Après avoir exposé le système de métaphysique adopté vers le milieu du dix-huitième siècle, et son effet sur les diverses branches des connaissances humaines dont on voulait tracer alors le tableau dans l’Encyclopédie, revenons aux auteurs de cette vaste entreprise.
D’Alembert, ainsi que nous l’avons dit, a mérité une grande renommée par ses travaux mathématiques. Vivant dans un autre siècle, il se serait sans doute contenté de cette gloire ; la société où il vivait, le désir d’obtenir des succès plus populaires, l’envie de se montrer universel, firent de lui un littérateur assez froid. Quand le désir de briller est la cause pour laquelle on écrit, on se sent un égal besoin de s’occuper de toutes choses. Il n’y a que le génie qui, écrivant par la nécessité de produire, sache porter ses propres fruits. Voltaire avait essayé les sciences exactes pour être universel. D’Alembert était trop loin de la poésie pour chercher à y atteindre ; mais il fit voir que son esprit s’appliquait mal aux matières littéraires.

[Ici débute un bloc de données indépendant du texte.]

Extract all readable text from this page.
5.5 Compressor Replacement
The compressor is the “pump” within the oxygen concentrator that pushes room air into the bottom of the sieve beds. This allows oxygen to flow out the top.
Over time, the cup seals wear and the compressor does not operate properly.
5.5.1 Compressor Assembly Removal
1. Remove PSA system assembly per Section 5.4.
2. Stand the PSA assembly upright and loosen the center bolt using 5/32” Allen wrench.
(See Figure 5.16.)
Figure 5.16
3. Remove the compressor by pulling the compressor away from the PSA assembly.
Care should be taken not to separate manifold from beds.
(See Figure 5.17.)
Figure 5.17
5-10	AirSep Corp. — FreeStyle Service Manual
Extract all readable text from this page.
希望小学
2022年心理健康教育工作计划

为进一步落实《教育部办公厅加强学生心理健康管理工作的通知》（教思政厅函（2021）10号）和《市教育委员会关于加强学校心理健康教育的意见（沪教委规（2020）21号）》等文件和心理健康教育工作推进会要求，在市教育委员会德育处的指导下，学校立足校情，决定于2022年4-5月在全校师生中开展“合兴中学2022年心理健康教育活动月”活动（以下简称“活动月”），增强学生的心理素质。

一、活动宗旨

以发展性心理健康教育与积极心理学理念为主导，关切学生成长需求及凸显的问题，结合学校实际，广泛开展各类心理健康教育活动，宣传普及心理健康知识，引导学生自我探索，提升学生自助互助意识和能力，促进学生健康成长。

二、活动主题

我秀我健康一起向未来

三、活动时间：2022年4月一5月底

Il n’en était pas ainsi de Diderot, qui fut doué d’une âme ardente et désordonnée. Mais c’était un feu sans aliment ; et le talent dont il a donné quelques indices, n’a reçu aucune application entière. S’il eût embrassé une carrière unique, si son esprit bouillant eût marché dans un sens déterminé, au lieu d’errer dans tout le chaos d’opinions contraires que cette époque voyait ou naître ou se détruire, Diderot aurait laissé une réputation durable, et maintenant, au lieu de répéter seulement son nom, on parlerait de ses ouvrages. Mais sans connaissances profondes sur aucune chose, sans persuasion arrêtée, sans respect pour aucune idée reçue, pour aucun, sentie ment, il erra dans le vague, en y faisant parfois briller quelques éclairs. Un caractère tel que le sien a tout perdu en adoptant la philosophie à laquelle il s’attacha.
Il essaya de renouveler le théâtre, et protesta contre les règles établies. Il réclama une imitation plus exacte de la nature. Il montra qu’il était eu effet susceptible de la connaître et de la peindre ; mais la prétention d’être chef d’une nouvelle école dramatique et moraliste dogmatique le fit tomber dans l’affectation et dans les déclamations les plus ampoulées. Ainsi il s’écarta de la nature bien plus que ceux contre lesquels il s’était élevé. Il écrivit sur la morale ; et tout en faisant voir qu’il était capable de chaleur et d’élévation, il fit un mélange obscur et incohérent de ce style animé avec une philosophie analytique et destructive. Ses romans présentent aussi le burlesque assemblage de je ne sais quel amour de la vertu, mêlé avec le plus honteux cynisme, et d’une chaleur quelquefois vraie et profonde avec des paroles grossières et ignobles. Au total, Diderot fut un écrivain funeste à la littérature comme à la morale. Il devint le modèle de ces hommes froids et vides, qui apprirent à son école comme on pouvait se battre les flancs pour se donner de la verve dans les mots, sans avoir un foyer intérieur de pensée et de sentiment.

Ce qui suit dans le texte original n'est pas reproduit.